The Second Schleswig-War didn’t go quite so well for the Danes. With Austrian help, the Prussians – by now led by Otto Von Bismarck, who was doing a lot of this sort of thing – defeated them in just nine months, resulting in three things:
1) Denmark losing the entirety of Schleswig-Holstein, even though parts of it contained almost no German speakers and had been Danish for about as long as there had been a Denmark, which was a very long time;
2) A 2014 prestige TV series to mark the 150th anniversary of the war, full of people you recognise off Borgen or The Killing;
3) A massive row between Prussia and Austria over how to run their new, jointly controlled territories. That gave Prussia a pretext for yet another war, this time against its former ally. All this, one invasion of France later, led to the unification of Germany under its first chancellor, the aforementioned Otto Von Bismarck. Germany, which had barely existed for centuries, was suddenly the big power in Europe. Denmark, which had existed for longer than almost anywhere else, suddenly looked pretty small.

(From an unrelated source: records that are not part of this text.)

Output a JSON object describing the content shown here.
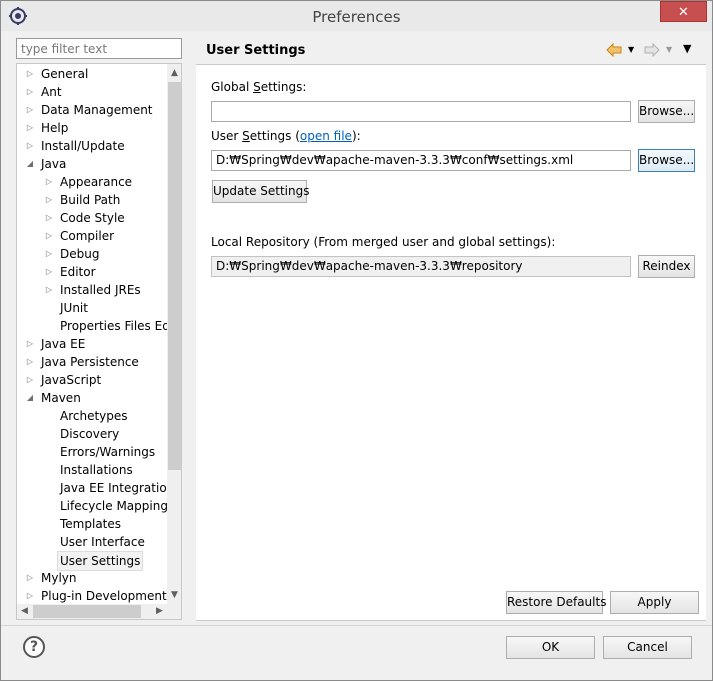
{
  "window": {
    "title": "Preferences",
    "close_label": "✕"
  },
  "filter": {
    "placeholder": "type filter text"
  },
  "tree": {
    "items": [
      {
        "label": "General",
        "level": 0,
        "arrow": "closed"
      },
      {
        "label": "Ant",
        "level": 0,
        "arrow": "closed"
      },
      {
        "label": "Data Management",
        "level": 0,
        "arrow": "closed"
      },
      {
        "label": "Help",
        "level": 0,
        "arrow": "closed"
      },
      {
        "label": "Install/Update",
        "level": 0,
        "arrow": "closed"
      },
      {
        "label": "Java",
        "level": 0,
        "arrow": "open"
      },
      {
        "label": "Appearance",
        "level": 1,
        "arrow": "closed"
      },
      {
        "label": "Build Path",
        "level": 1,
        "arrow": "closed"
      },
      {
        "label": "Code Style",
        "level": 1,
        "arrow": "closed"
      },
      {
        "label": "Compiler",
        "level": 1,
        "arrow": "closed"
      },
      {
        "label": "Debug",
        "level": 1,
        "arrow": "closed"
      },
      {
        "label": "Editor",
        "level": 1,
        "arrow": "closed"
      },
      {
        "label": "Installed JREs",
        "level": 1,
        "arrow": "closed"
      },
      {
        "label": "JUnit",
        "level": 1,
        "arrow": "none"
      },
      {
        "label": "Properties Files Editor",
        "level": 1,
        "arrow": "none"
      },
      {
        "label": "Java EE",
        "level": 0,
        "arrow": "closed"
      },
      {
        "label": "Java Persistence",
        "level": 0,
        "arrow": "closed"
      },
      {
        "label": "JavaScript",
        "level": 0,
        "arrow": "closed"
      },
      {
        "label": "Maven",
        "level": 0,
        "arrow": "open"
      },
      {
        "label": "Archetypes",
        "level": 1,
        "arrow": "none"
      },
      {
        "label": "Discovery",
        "level": 1,
        "arrow": "none"
      },
      {
        "label": "Errors/Warnings",
        "level": 1,
        "arrow": "none"
      },
      {
        "label": "Installations",
        "level": 1,
        "arrow": "none"
      },
      {
        "label": "Java EE Integration",
        "level": 1,
        "arrow": "none"
      },
      {
        "label": "Lifecycle Mappings",
        "level": 1,
        "arrow": "none"
      },
      {
        "label": "Templates",
        "level": 1,
        "arrow": "none"
      },
      {
        "label": "User Interface",
        "level": 1,
        "arrow": "none"
      },
      {
        "label": "User Settings",
        "level": 1,
        "arrow": "none",
        "selected": true
      },
      {
        "label": "Mylyn",
        "level": 0,
        "arrow": "closed"
      },
      {
        "label": "Plug-in Development",
        "level": 0,
        "arrow": "closed"
      }
    ]
  },
  "page": {
    "title": "User Settings",
    "global_settings": {
      "label_pre": "Global ",
      "label_u": "S",
      "label_post": "ettings:",
      "value": "",
      "browse_label": "Browse..."
    },
    "user_settings": {
      "label_pre": "User ",
      "label_u": "S",
      "label_post": "ettings (",
      "link": "open file",
      "label_end": "):",
      "value": "D:₩Spring₩dev₩apache-maven-3.3.3₩conf₩settings.xml",
      "browse_label": "Browse..."
    },
    "update_label": "Update Settings",
    "local_repo": {
      "label": "Local Repository (From merged user and global settings):",
      "value": "D:₩Spring₩dev₩apache-maven-3.3.3₩repository",
      "reindex_label": "Reindex"
    },
    "restore_label": "Restore Defaults",
    "apply_label": "Apply"
  },
  "dialog": {
    "ok_label": "OK",
    "cancel_label": "Cancel",
    "help_label": "?"
  },
  "colors": {
    "link": "#0060c0",
    "close": "#c74f50",
    "back_arrow": "#e8a33a",
    "forward_arrow": "#b8b8b8"
  }
}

That wasn’t quite the end of the Schleswig-Holstein question. It took German defeat in World War I before anyone bothered to ask the inhabitants what they wanted. When they did, the northernmost third of Schleswig voted overwhelmingly to join Denmark, and the middle part overwhelmingly to remain German. (The southernmost third and Holstein were both so Germanic that no vote was felt necessary.)
And so the German Danish border was finally set, and after 70 years of intermittent fighting hasn’t bothered anybody since.
After researching this, I find myself wondering two things. One is whether the whole mess could have been avoided if anybody had simply asked the locals what they wanted back in 1848, although, to be fair, asking people what they wanted wasn’t really a big thing back then, which is probably why there were so many revolutions in 1848.
The other is whether Lord Palmerston might have had another motive for talking up the complexity of the Schleswig-Holstein question. Back in 1863 he had promised that, if the Germans used force, “it would not be Denmark alone with which they would have to contend”. But when push came to shove, Britain was nowhere to be seen. Denmark fought, and lost, alone; and Britain’s failure to show up weakened the hand of the liberals that provided the main German opposition to Bismarck’s Prussian militarism.
Perhaps it wasn’t merely that Palmerston was trying to make himself look clever. Perhaps he also wanted to discourage anyone from looking too closely at a situation in which he had made rather a big mistake.